5 important things happening in South Africa today
Here’s what is happening in and affecting South Africa today:
- Eskom says it will implement stage 1 load shedding on Friday until 23h00. This follows as extended load shedding period on Thursday, which carried overnight. The downgrade to stage 1 is as a result of the group successfully restoring some generating capacity, as well as being able to replenish its reserves. [Eskom]
- The World Bank’s move to cut South Africa’s growth forecast for 2020 to below 1% is bound to put even more pressure on South Africa’s final investment-grade rating from Moody’s, economists warn – making a downgrade to full junk even more likely. Moody’s has stated that slow growth is one of the biggest negative factors acting against South Africa, with the group expecting 2020 growth at between 1% and 1.5%. It is set to review South Africa’s rating in March, after the Budget speech. [Fin24]
- Finance minister Tito Mboweni has emerged as a strong advocate for the full legalisation of cannabis, saying that he will put forward a proposal to cabinet to that effect. This comes after a candid survey of responses to a thread of tweets on his Twitter profile. The Constitutional Court ruled that the private use of cannabis was legal in September 2018 and gave lawmakers two years to bring the country’s laws in line with the ruling. Parliament has yet to do so, with the deadline less than nine months away. [Daily Maverick]
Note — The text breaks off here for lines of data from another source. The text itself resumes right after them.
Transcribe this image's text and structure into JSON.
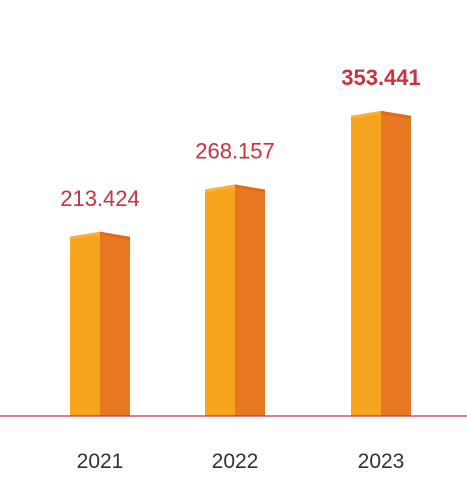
{
  "chart_data": {
    "type": "bar",
    "categories": [
      "2021",
      "2022",
      "2023"
    ],
    "values": [
      213.424,
      268.157,
      353.441
    ],
    "value_labels": [
      "213.424",
      "268.157",
      "353.441"
    ],
    "highlight_index": 2,
    "title": "",
    "xlabel": "",
    "ylabel": "",
    "ylim": [
      0,
      380
    ],
    "grid": false,
    "legend": "none"
  },
  "colors": {
    "bar_front": "#f6a31d",
    "bar_side": "#e87722",
    "bar_top_front": "#f5b13a",
    "bar_top_side": "#e06a1c",
    "baseline": "#c8333e",
    "value_label": "#c8333e",
    "category_label": "#333333"
  }
}
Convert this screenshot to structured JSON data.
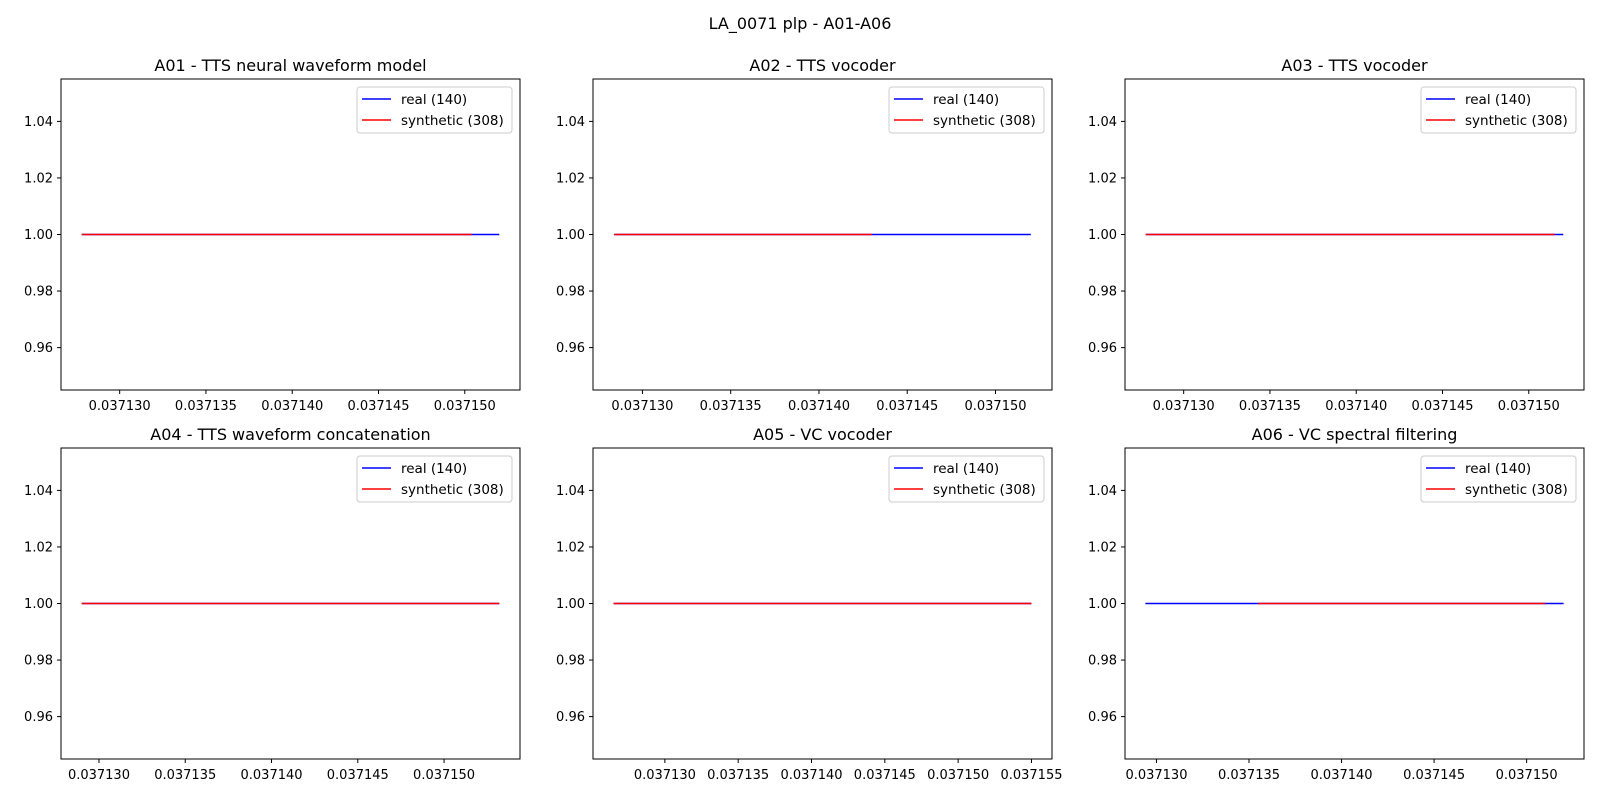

- US lawmakers have voted to try and prevent US president Donald Trump from escalating conflicts with Iran, after he ordered that a top official be killed, risking all-out war. The vote, largely symbolic and again running along party lines, sought to force Trump to seek approval from congress before launching attacks. However, the vote cannot be made law, and is seen as largely political. Tensions between the US and Iran have had a wide-reaching impact on global markets. [EWN]
- The South African rand weakened slightly against the dollar on Thursday, as power cuts, weak manufacturing data and a trimmed World Bank growth forecast weighed. The currency had steadied against the dollar earlier in the day as fears of a fresh conflict in the Middle East following the killing of Tehran’s top general in a US drone strike abated. On Friday the rand was at R14.22 to the dollar, R18.60 to the pound and R15.80 to the euro.